Con la culpa carcomiéndome, voy al baño luego de unas horas en las que no me perdieron de vista, y llevo conmigo mi cuchilla. Tiemblo más incluso que la primera vez que probé el dulzor de esta miel, y la torpeza me impide regular la fuerza.
La herida es profunda, demasiado. La sangre cae y el agua se la lleva. El alivio llega pronto y me embriago en la sensación. Luego, nada.

Despierto en un hospital. El miedo me rebasa. Los rostros demacrados de mis viejos a ambos lados y de Charly son de las primeras cosas que veo. La cagué.
Sus ojos solo demuestran decepción, miedo, cansancio. Se los ve exhaustos, y probablemente sea lo único que les impida gritarme como ¿ayer?
«Estúpida, ¿realmente creías que podías escapar tan fácil?»
Mi mirada se dirige a Charly. Él, sin preguntar nada, solo se aferra a mi mano y llora. Me dice que quiere verme bien, pero sus palabras se pierden entre los gritos de mis princesas. Quiero paz… dormir. Eternamente en la nada.
«Dani, te amo. Creeme», la voz de Charly es tan suave como el arrullo para un bebé.
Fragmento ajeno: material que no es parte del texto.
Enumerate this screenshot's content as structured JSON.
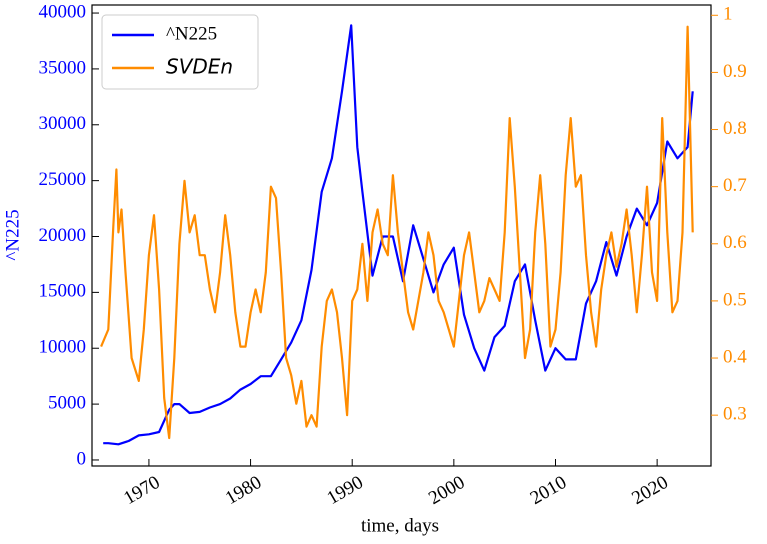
{
  "chart_data": {
    "type": "line",
    "x_label": "time, days",
    "y_label": "^N225",
    "xlim": [
      1964.4,
      2025.3
    ],
    "xticks": [
      1970,
      1980,
      1990,
      2000,
      2010,
      2020
    ],
    "ylim": [
      -540,
      40720
    ],
    "yticks": [
      0,
      5000,
      10000,
      15000,
      20000,
      25000,
      30000,
      35000,
      40000
    ],
    "y2lim": [
      0.211,
      1.018
    ],
    "y2ticks": [
      0.3,
      0.4,
      0.5,
      0.6,
      0.7,
      0.8,
      0.9,
      1.0
    ],
    "legend": "upper left",
    "series": [
      {
        "name": "^N225",
        "color": "#0000ff",
        "axis": "y",
        "x": [
          1965.5,
          1966,
          1967,
          1968,
          1969,
          1970,
          1971,
          1972,
          1972.5,
          1973,
          1974,
          1975,
          1976,
          1977,
          1978,
          1979,
          1980,
          1981,
          1982,
          1983,
          1984,
          1985,
          1986,
          1987,
          1988,
          1989,
          1989.9,
          1990.5,
          1991,
          1992,
          1993,
          1994,
          1995,
          1996,
          1997,
          1998,
          1999,
          2000,
          2001,
          2002,
          2003,
          2004,
          2005,
          2006,
          2007,
          2008,
          2009,
          2010,
          2011,
          2012,
          2013,
          2014,
          2015,
          2016,
          2017,
          2018,
          2019,
          2020,
          2021,
          2022,
          2023,
          2023.5
        ],
        "values": [
          1500,
          1500,
          1400,
          1700,
          2200,
          2300,
          2500,
          4500,
          5000,
          5000,
          4200,
          4300,
          4700,
          5000,
          5500,
          6300,
          6800,
          7500,
          7500,
          9000,
          10500,
          12500,
          17000,
          24000,
          27000,
          33000,
          38900,
          28000,
          24000,
          16500,
          20000,
          20000,
          16000,
          21000,
          18000,
          15000,
          17500,
          19000,
          13000,
          10000,
          8000,
          11000,
          12000,
          16000,
          17500,
          12500,
          8000,
          10000,
          9000,
          9000,
          14000,
          16000,
          19500,
          16500,
          20000,
          22500,
          21000,
          23000,
          28500,
          27000,
          28000,
          33000
        ]
      },
      {
        "name": "SVDEn",
        "color": "#ff8c00",
        "axis": "y2",
        "x": [
          1965.3,
          1966,
          1966.5,
          1966.8,
          1967,
          1967.3,
          1967.7,
          1968.3,
          1969,
          1969.5,
          1970,
          1970.5,
          1971,
          1971.5,
          1972,
          1972.5,
          1973,
          1973.5,
          1974,
          1974.5,
          1975,
          1975.5,
          1976,
          1976.5,
          1977,
          1977.5,
          1978,
          1978.5,
          1979,
          1979.5,
          1980,
          1980.5,
          1981,
          1981.5,
          1982,
          1982.5,
          1983,
          1983.5,
          1984,
          1984.5,
          1985,
          1985.5,
          1986,
          1986.5,
          1987,
          1987.5,
          1988,
          1988.5,
          1989,
          1989.5,
          1990,
          1990.5,
          1991,
          1991.5,
          1992,
          1992.5,
          1993,
          1993.5,
          1994,
          1994.5,
          1995,
          1995.5,
          1996,
          1996.5,
          1997,
          1997.5,
          1998,
          1998.5,
          1999,
          1999.5,
          2000,
          2000.5,
          2001,
          2001.5,
          2002,
          2002.5,
          2003,
          2003.5,
          2004,
          2004.5,
          2005,
          2005.5,
          2006,
          2006.5,
          2007,
          2007.5,
          2008,
          2008.5,
          2009,
          2009.5,
          2010,
          2010.5,
          2011,
          2011.5,
          2012,
          2012.5,
          2013,
          2013.5,
          2014,
          2014.5,
          2015,
          2015.5,
          2016,
          2016.5,
          2017,
          2017.5,
          2018,
          2018.5,
          2019,
          2019.5,
          2020,
          2020.5,
          2021,
          2021.5,
          2022,
          2022.5,
          2023,
          2023.5
        ],
        "values": [
          0.42,
          0.45,
          0.63,
          0.73,
          0.62,
          0.66,
          0.55,
          0.4,
          0.36,
          0.45,
          0.58,
          0.65,
          0.52,
          0.33,
          0.26,
          0.4,
          0.6,
          0.71,
          0.62,
          0.65,
          0.58,
          0.58,
          0.52,
          0.48,
          0.55,
          0.65,
          0.58,
          0.48,
          0.42,
          0.42,
          0.48,
          0.52,
          0.48,
          0.55,
          0.7,
          0.68,
          0.55,
          0.4,
          0.37,
          0.32,
          0.36,
          0.28,
          0.3,
          0.28,
          0.42,
          0.5,
          0.52,
          0.48,
          0.4,
          0.3,
          0.5,
          0.52,
          0.6,
          0.5,
          0.62,
          0.66,
          0.6,
          0.58,
          0.72,
          0.62,
          0.55,
          0.48,
          0.45,
          0.5,
          0.55,
          0.62,
          0.58,
          0.5,
          0.48,
          0.45,
          0.42,
          0.5,
          0.58,
          0.62,
          0.55,
          0.48,
          0.5,
          0.54,
          0.52,
          0.5,
          0.62,
          0.82,
          0.7,
          0.55,
          0.4,
          0.45,
          0.62,
          0.72,
          0.6,
          0.42,
          0.45,
          0.55,
          0.72,
          0.82,
          0.7,
          0.72,
          0.58,
          0.48,
          0.42,
          0.52,
          0.58,
          0.62,
          0.56,
          0.6,
          0.66,
          0.58,
          0.48,
          0.58,
          0.7,
          0.55,
          0.5,
          0.82,
          0.62,
          0.48,
          0.5,
          0.62,
          0.98,
          0.62
        ]
      }
    ]
  }
}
No puedo. Mis ojos le dicen lo que mi voz se niega.
«Dani, hablame. Mirame a los ojos, y decime. ¿Por qué? Dani, te amo. No te quiero perder».
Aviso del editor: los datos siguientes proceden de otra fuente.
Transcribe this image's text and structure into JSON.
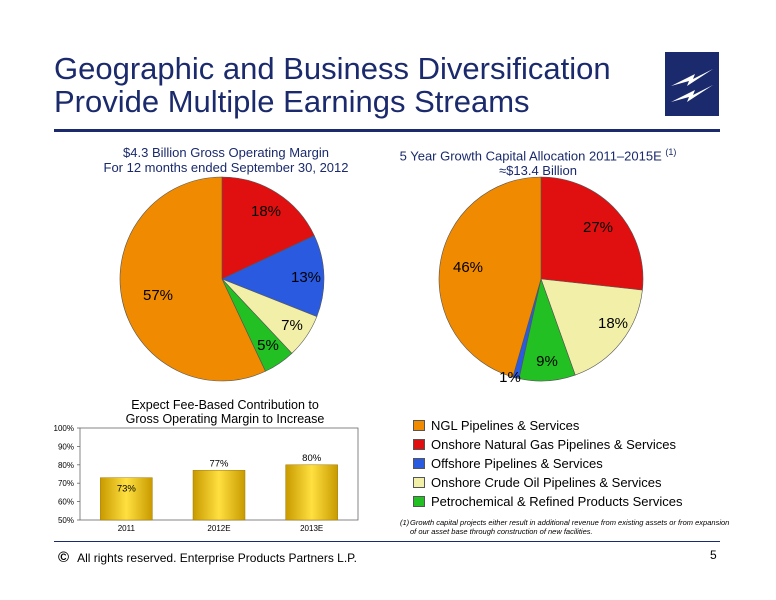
{
  "title": {
    "line1": "Geographic and Business Diversification",
    "line2": "Provide Multiple Earnings Streams"
  },
  "colors": {
    "brand": "#1a2a6c",
    "ngl": "#f08a00",
    "natgas": "#e01010",
    "offshore": "#2a5ae0",
    "crude": "#f2f0a8",
    "petro": "#22c022",
    "bar": "#e8c000"
  },
  "chart_data": [
    {
      "type": "pie",
      "title_line1": "$4.3 Billion Gross Operating Margin",
      "title_line2": "For 12 months ended September 30, 2012",
      "labels": [
        "NGL Pipelines & Services",
        "Onshore Natural Gas Pipelines & Services",
        "Offshore Pipelines & Services",
        "Onshore Crude Oil Pipelines & Services",
        "Petrochemical & Refined Products Services"
      ],
      "values": [
        57,
        18,
        13,
        7,
        5
      ],
      "data_labels": [
        "57%",
        "18%",
        "13%",
        "7%",
        "5%"
      ]
    },
    {
      "type": "pie",
      "title_line1": "5 Year Growth Capital Allocation 2011–2015E",
      "title_superscript": "(1)",
      "title_line2": "≈$13.4 Billion",
      "labels": [
        "NGL Pipelines & Services",
        "Onshore Natural Gas Pipelines & Services",
        "Offshore Pipelines & Services",
        "Onshore Crude Oil Pipelines & Services",
        "Petrochemical & Refined Products Services"
      ],
      "values": [
        46,
        27,
        1,
        18,
        9
      ],
      "data_labels": [
        "46%",
        "27%",
        "1%",
        "18%",
        "9%"
      ]
    },
    {
      "type": "bar",
      "title_line1": "Expect Fee-Based Contribution to",
      "title_line2": "Gross Operating Margin to Increase",
      "categories": [
        "2011",
        "2012E",
        "2013E"
      ],
      "values": [
        73,
        77,
        80
      ],
      "data_labels": [
        "73%",
        "77%",
        "80%"
      ],
      "ylim": [
        50,
        100
      ],
      "yticks": [
        "50%",
        "60%",
        "70%",
        "80%",
        "90%",
        "100%"
      ],
      "grid": false
    }
  ],
  "legend": [
    {
      "label": "NGL Pipelines & Services",
      "color": "#f08a00"
    },
    {
      "label": "Onshore Natural Gas Pipelines & Services",
      "color": "#e01010"
    },
    {
      "label": "Offshore Pipelines & Services",
      "color": "#2a5ae0"
    },
    {
      "label": "Onshore Crude Oil Pipelines & Services",
      "color": "#f2f0a8"
    },
    {
      "label": "Petrochemical & Refined Products Services",
      "color": "#22c022"
    }
  ],
  "footnote": {
    "number": "(1)",
    "text": "Growth capital projects either result in additional revenue from existing assets or from expansion of our asset base through construction of new facilities."
  },
  "footer": {
    "copyright_symbol": "©",
    "text": "All rights reserved. Enterprise Products Partners L.P.",
    "page_number": "5"
  }
}
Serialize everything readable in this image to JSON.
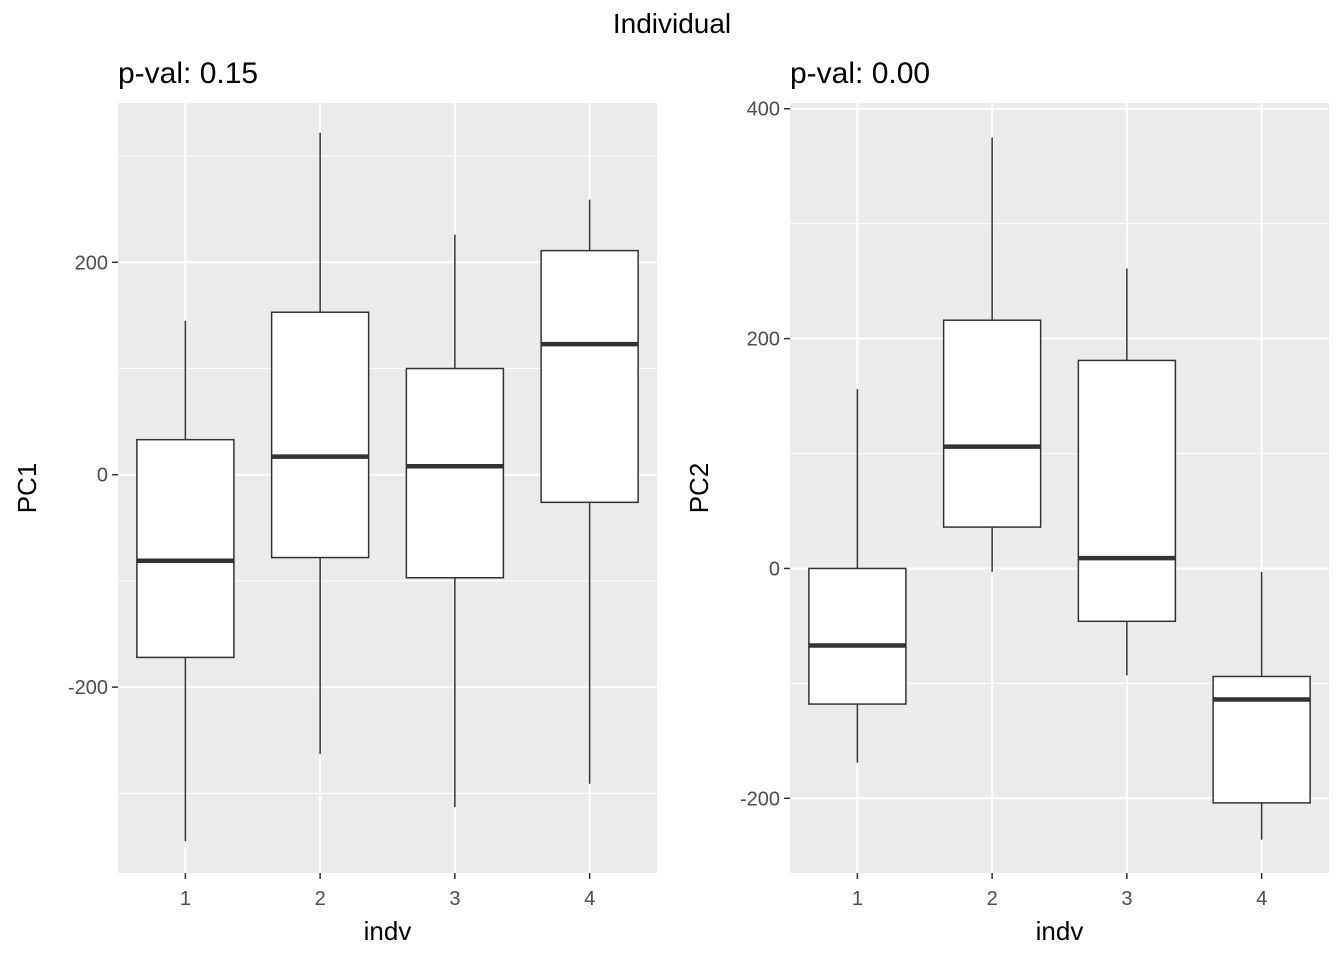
{
  "figure_title": "Individual",
  "chart_data": [
    {
      "type": "boxplot",
      "title": "p-val: 0.15",
      "xlabel": "indv",
      "ylabel": "PC1",
      "categories": [
        "1",
        "2",
        "3",
        "4"
      ],
      "ylim": [
        -375,
        350
      ],
      "yticks": [
        -200,
        0,
        200
      ],
      "boxes": [
        {
          "category": "1",
          "lower_whisker": -345,
          "q1": -172,
          "median": -81,
          "q3": 33,
          "upper_whisker": 145
        },
        {
          "category": "2",
          "lower_whisker": -263,
          "q1": -78,
          "median": 17,
          "q3": 153,
          "upper_whisker": 322
        },
        {
          "category": "3",
          "lower_whisker": -313,
          "q1": -97,
          "median": 8,
          "q3": 100,
          "upper_whisker": 226
        },
        {
          "category": "4",
          "lower_whisker": -291,
          "q1": -26,
          "median": 123,
          "q3": 211,
          "upper_whisker": 259
        }
      ]
    },
    {
      "type": "boxplot",
      "title": "p-val: 0.00",
      "xlabel": "indv",
      "ylabel": "PC2",
      "categories": [
        "1",
        "2",
        "3",
        "4"
      ],
      "ylim": [
        -265,
        405
      ],
      "yticks": [
        -200,
        0,
        200,
        400
      ],
      "boxes": [
        {
          "category": "1",
          "lower_whisker": -169,
          "q1": -118,
          "median": -67,
          "q3": 0,
          "upper_whisker": 156
        },
        {
          "category": "2",
          "lower_whisker": -3,
          "q1": 36,
          "median": 106,
          "q3": 216,
          "upper_whisker": 375
        },
        {
          "category": "3",
          "lower_whisker": -93,
          "q1": -46,
          "median": 9,
          "q3": 181,
          "upper_whisker": 261
        },
        {
          "category": "4",
          "lower_whisker": -236,
          "q1": -204,
          "median": -114,
          "q3": -94,
          "upper_whisker": -3
        }
      ]
    }
  ]
}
Oh, siempre tan dulce. Siempre tan amable. Es difícil pensar cómo llegué a esto. Fue tan simple. Unas palabras de nada, y me convertí en una masa de inseguridades.
Su mano cálida parece fuego contra las mías, tan gélidas.
«No necesitas todo esto para ser hermosa, Dani». Sigue hablando, pero su voz se pierde, o tal vez son Ana y Mía que no quieren que lo oiga. No quieren que tenga esperanzas.
Sus lágrimas me mojan el rostro. Mis padres están junto a él, y no se ven mucho mejor. Quiero decirles que lo siento. Que voy a cambiar.
Yo puedo cambiar.
«Dani, ¿no querías ser perfecta?»
Yo puedo...
«Dani, ¿no querés seguir con nosotras? ¿Segura que después de todo esto te van a seguir queriendo?».
Yo…
«Dani. Sólo nos tenés a nosotras. Sin nosotras no sos nada. Date cuenta».
Yo no puedo.
Perdón.


  Las princesas Alisa, Ana y Mía, o también llamadas PROANA, PROMIA, se utiliza por los mismos padecientes para los trastornos alimenticios.
Alisa (Alimentación Saludable) para la Ortorexia nerviosa, una obsesión con comer de acuerdo a una dieta estricta, supuestamente saludable, muy baja en calorías, y una abundante cantidad de ejercicio, pero que ejerce una gran culpa al romper la dieta.
Ana para la Anorexia nerviosa, donde se evita la ingesta de alimentos.
Mía para la bulimia en la que se come lo menos posible, y en ocasiones de atracones se recurre a la purga.
Si se busca “princesas ana y mía” se darán con miles de blogs que pretenden ayudar a bajar de peso, hechas por Anas y Mías, y que utilizaron por mucho tiempo esos términos para camuflarse en internet y hacerlo pasar desapercibido.